Back when I was fresh out of uni and doing a junior EE position, I had a design engineer rate an electrolytic for the wrong voltage in a switch mode supply. When raised, the design engineer informed me that he didn't make mistakes and that I should go and build a prototype of the circuit without question. My condition was that only if he powered it up, which he did and promptly spend half an hour removing bits of capacitor fluff off everything...

The result was eventually that we just bought COTS switch mode supplies and the design engineer removed head from butthole.

Good question: I've been one or the other for 19 years and I dont know what the difference is. When I tell non-tech people I am a "software developer" they think I'm some kind of "designer" rather than programmer - when I tell them I am a software "engineer" they think I pull cables for a living... Mostly I just tell them I am a programmer.
It's a weird dichotomy. Some notable people (e.g. Bob Martin I believe) have pushed the usage of "Software Engineer" as an indication of professionalism.
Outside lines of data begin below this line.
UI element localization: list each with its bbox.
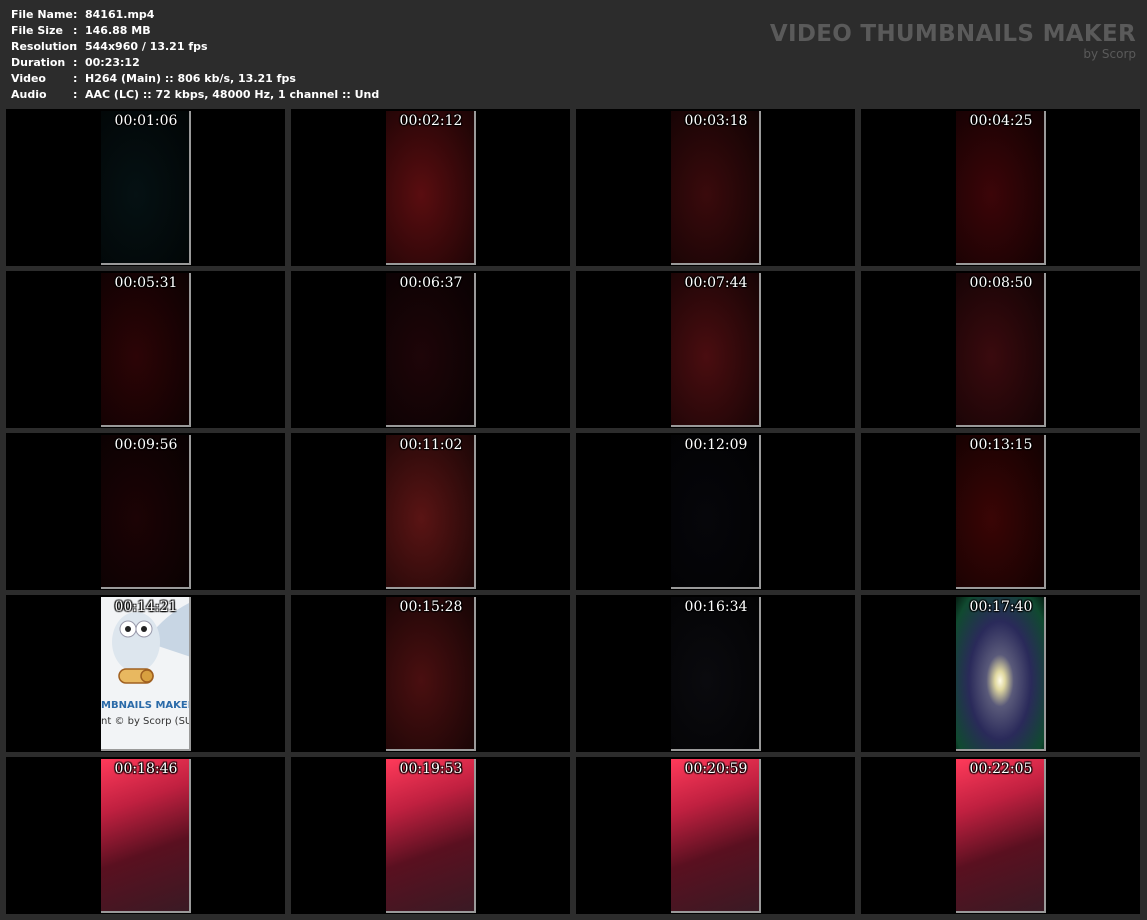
thumbnail-frame [386, 759, 476, 913]
thumbnail-frame: MBNAILS MAKER 8 nt © by Scorp (SU [101, 597, 191, 751]
brand-logo: VIDEO THUMBNAILS MAKER by Scorp [770, 20, 1136, 60]
thumbnail-timestamp: 00:20:59 [684, 761, 748, 777]
thumbnail-frame [671, 759, 761, 913]
thumbnail-cell: 00:02:12 [291, 109, 570, 266]
info-separator: : [73, 72, 78, 85]
thumbnail-cell: 00:22:05 [861, 757, 1140, 914]
thumbnail-timestamp: 00:14:21 [114, 599, 178, 615]
info-row: Resolution: 544x960 / 13.21 fps [11, 39, 379, 55]
thumbnail-cell: 00:20:59 [576, 757, 855, 914]
thumbnail-timestamp: 00:11:02 [399, 437, 463, 453]
thumbnail-timestamp: 00:05:31 [114, 275, 178, 291]
thumbnail-frame [956, 111, 1046, 265]
info-separator: : [73, 8, 78, 21]
info-label: File Size [11, 24, 63, 37]
thumbnail-timestamp: 00:13:15 [969, 437, 1033, 453]
thumbnail-cell: 00:12:09 [576, 433, 855, 590]
thumbnail-frame [386, 597, 476, 751]
thumbnail-cell: 00:03:18 [576, 109, 855, 266]
thumbnail-frame [956, 759, 1046, 913]
thumbnail-frame [101, 435, 191, 589]
thumbnail-timestamp: 00:12:09 [684, 437, 748, 453]
thumbnail-timestamp: 00:16:34 [684, 599, 748, 615]
info-label: Audio [11, 88, 47, 101]
header: File Name: 84161.mp4 File Size:146.88 MB Re… [0, 0, 1147, 106]
thumbnail-cell: 00:08:50 [861, 271, 1140, 428]
thumbnail-cell: 00:06:37 [291, 271, 570, 428]
thumbnail-cell: 00:11:02 [291, 433, 570, 590]
thumbnail-timestamp: 00:03:18 [684, 113, 748, 129]
info-label: Video [11, 72, 46, 85]
info-label: Duration [11, 56, 66, 69]
info-separator: : [73, 88, 78, 101]
thumbnail-frame [671, 273, 761, 427]
info-row: Duration:00:23:12 [11, 55, 379, 71]
info-row: Audio: AAC (LC) :: 72 kbps, 48000 Hz, 1 c… [11, 87, 379, 103]
thumbnail-timestamp: 00:02:12 [399, 113, 463, 129]
brand-subtitle: by Scorp [1083, 47, 1136, 61]
thumbnail-cell: 00:04:25 [861, 109, 1140, 266]
thumbnail-timestamp: 00:18:46 [114, 761, 178, 777]
thumbnail-cell: 00:16:34 [576, 595, 855, 752]
thumbnail-frame [386, 273, 476, 427]
splash-credit: nt © by Scorp (SU [101, 716, 189, 727]
thumbnail-cell: MBNAILS MAKER 8 nt © by Scorp (SU 00:14:21 [6, 595, 285, 752]
thumbnail-cell: 00:15:28 [291, 595, 570, 752]
info-value: AAC (LC) :: 72 kbps, 48000 Hz, 1 channel… [85, 88, 380, 101]
thumbnail-timestamp: 00:19:53 [399, 761, 463, 777]
thumbnail-timestamp: 00:15:28 [399, 599, 463, 615]
thumbnail-cell: 00:07:44 [576, 271, 855, 428]
info-row: File Size:146.88 MB [11, 23, 379, 39]
thumbnail-cell: 00:17:40 [861, 595, 1140, 752]
info-separator: : [73, 56, 78, 69]
info-value: 544x960 / 13.21 fps [85, 40, 208, 53]
thumbnail-frame [671, 597, 761, 751]
info-label: File Name [11, 8, 73, 21]
thumbnail-frame [956, 597, 1046, 751]
file-info: File Name: 84161.mp4 File Size:146.88 MB Re… [11, 7, 379, 103]
info-value: 84161.mp4 [85, 8, 155, 21]
info-row: Video: H264 (Main) :: 806 kb/s, 13.21 fps [11, 71, 379, 87]
info-row: File Name: 84161.mp4 [11, 7, 379, 23]
thumbnail-timestamp: 00:17:40 [969, 599, 1033, 615]
info-value: 146.88 MB [85, 24, 151, 37]
thumbnail-cell: 00:01:06 [6, 109, 285, 266]
info-label: Resolution [11, 40, 78, 53]
thumbnail-frame [386, 111, 476, 265]
thumbnail-frame [386, 435, 476, 589]
info-separator: : [73, 40, 78, 53]
thumbnail-timestamp: 00:07:44 [684, 275, 748, 291]
thumbnail-timestamp: 00:01:06 [114, 113, 178, 129]
thumbnail-timestamp: 00:09:56 [114, 437, 178, 453]
thumbnail-frame [956, 435, 1046, 589]
thumbnail-timestamp: 00:08:50 [969, 275, 1033, 291]
thumbnail-frame [101, 273, 191, 427]
thumbnail-cell: 00:19:53 [291, 757, 570, 914]
thumbnail-cell: 00:13:15 [861, 433, 1140, 590]
brand-title: VIDEO THUMBNAILS MAKER [769, 21, 1136, 47]
thumbnail-frame [956, 273, 1046, 427]
thumbnail-timestamp: 00:06:37 [399, 275, 463, 291]
info-separator: : [73, 24, 78, 37]
thumbnail-cell: 00:09:56 [6, 433, 285, 590]
thumbnail-timestamp: 00:04:25 [969, 113, 1033, 129]
thumbnail-frame [671, 111, 761, 265]
thumbnail-frame [101, 759, 191, 913]
thumbnail-frame [101, 111, 191, 265]
info-value: H264 (Main) :: 806 kb/s, 13.21 fps [85, 72, 296, 85]
thumbnail-cell: 00:05:31 [6, 271, 285, 428]
thumbnail-frame [671, 435, 761, 589]
splash-title: MBNAILS MAKER 8 [101, 700, 189, 711]
thumbnail-timestamp: 00:22:05 [969, 761, 1033, 777]
thumbnail-cell: 00:18:46 [6, 757, 285, 914]
info-value: 00:23:12 [85, 56, 140, 69]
It's also a way to tell if someone works at a BigCo. "Software Engineer" seems to be the standard HR-compliant title.

The first graph doesn't mention units (thousands of US dollars assumed).

No mention of the methodology used.

No analysis of the results.

The article is split into 10 different pages.

Tab closed.

Do people in the UK feel that these amounts (at current exchange rates) reflect the situation over here? The numbers seem a lot higher than what I've come across.